«Conta-se, acerca de Tales, que teria caído num poço quando se ocupava com a esfera celeste e olhava para cima. Acerca disto, uma criada trácia, espirituosa e bonita, ter-se-ia rido e dito que ele queria, com tanta paixão, ser sabedor das coisas do céu, que lhe permaneciam escondidas as que se encontravam diante do seu nariz e sob os seus pés.»
Platão acrescentou ao relato desta história, a seguinte afirmação:
«O mesmo escárnio aplica-se a todos os que se ocupam da filosofia.»
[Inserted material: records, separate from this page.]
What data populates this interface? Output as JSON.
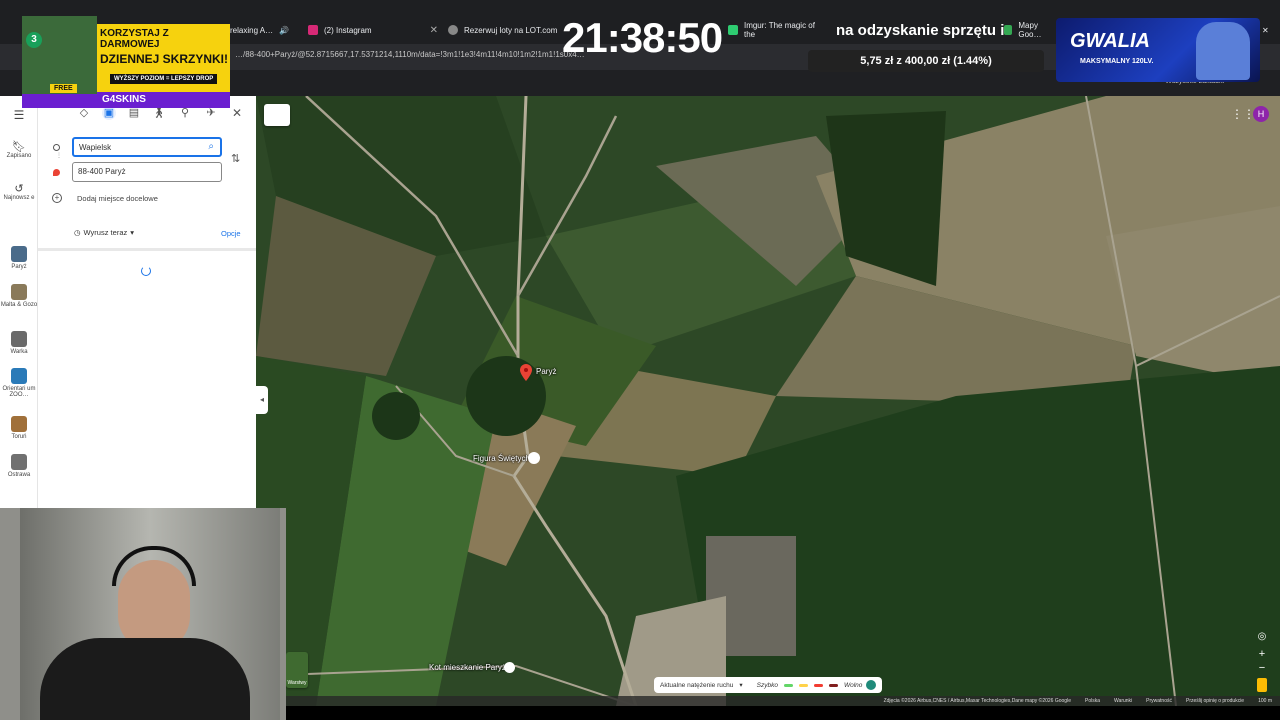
{
  "browser": {
    "tabs": [
      {
        "label": "relaxing A…",
        "color": "#c00"
      },
      {
        "label": "(2) Instagram",
        "color": "#d62976"
      },
      {
        "label": "Rezerwuj loty na LOT.com",
        "color": "#888"
      },
      {
        "label": "Imgur: The magic of the",
        "color": "#2ecc71"
      },
      {
        "label": "Mapy Goo…",
        "color": "#34a853"
      }
    ],
    "url": "…/88-400+Paryż/@52.8715667,17.5371214,1110m/data=!3m1!1e3!4m11!4m10!1m2!1m1!1s0x4…",
    "bookmarks_label": "Wszystkie zakładki"
  },
  "directions": {
    "origin_value": "Wapielsk",
    "destination_value": "88-400 Paryż",
    "add_destination": "Dodaj miejsce docelowe",
    "depart_label": "Wyrusz teraz",
    "options_label": "Opcje"
  },
  "sidebar": {
    "saved_label": "Zapisano",
    "recent_label": "Najnowsz e",
    "recents": [
      {
        "label": "Paryż",
        "color": "#4a6b8a"
      },
      {
        "label": "Malta & Gozo",
        "color": "#8a7a5a"
      },
      {
        "label": "Warka",
        "color": "#6a6a6a"
      },
      {
        "label": "Orientari um ZOO…",
        "color": "#2a7ab8"
      },
      {
        "label": "Toruń",
        "color": "#a0703a"
      },
      {
        "label": "Ostrawa",
        "color": "#707070"
      }
    ]
  },
  "map": {
    "places": {
      "pin": "Paryż",
      "shrine": "Figura Świętych",
      "cats": "Kot mieszkanie Paryż"
    },
    "layers_label": "Warstwy",
    "traffic": {
      "label": "Aktualne natężenie ruchu",
      "fast": "Szybko",
      "slow": "Wolno",
      "colors": [
        "#63d668",
        "#ffd24a",
        "#f23c32",
        "#811f1f"
      ]
    },
    "footer": [
      "Zdjęcia ©2026 Airbus,CNES / Airbus,Maxar Technologies,Dane mapy ©2026 Google",
      "Polska",
      "Warunki",
      "Prywatność",
      "Prześlij opinię o produkcie",
      "100 m"
    ],
    "user_initial": "H"
  },
  "overlay": {
    "promo_line1": "KORZYSTAJ Z DARMOWEJ",
    "promo_line2": "DZIENNEJ SKRZYNKI!",
    "promo_line3": "WYŻSZY POZIOM = LEPSZY DROP",
    "promo_badge": "3",
    "promo_free": "FREE",
    "promo_brand": "G4SKINS",
    "clock": "21:38:50",
    "goal_text": "na odzyskanie sprzętu i",
    "goal_progress": "5,75 zł z 400,00 zł (1.44%)",
    "gwalia_title": "GWALIA",
    "gwalia_sub": "MAKSYMALNY 120LV."
  }
}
A questão «que é uma coisa?» deve determinar-se como uma daquelas de que as criadas se riem. E uma verdadeira criada deve ter sempre qualquer coisa de que se possa rir.
De súbito, com a caracterização da questão acerca do que é uma coisa, aproximamo-nos do que seja a atitude própria da filosofia, que levanta uma tal questão. Filosofia é aquele modo de pensar, com o qual, essencialmente, nada se pode começar e acerca do qual as criadas necessariamente se riem.
Esta determinação conceptual da filosofia não é uma mera brincadeira, mas deve ser meditada. Oportunamente, faremos bem em nos recordarmos de que, no decurso do nosso trajeto, talvez nos aconteça cair num poço, de que não consigamos, durante muito tempo, encontrar o fundo.”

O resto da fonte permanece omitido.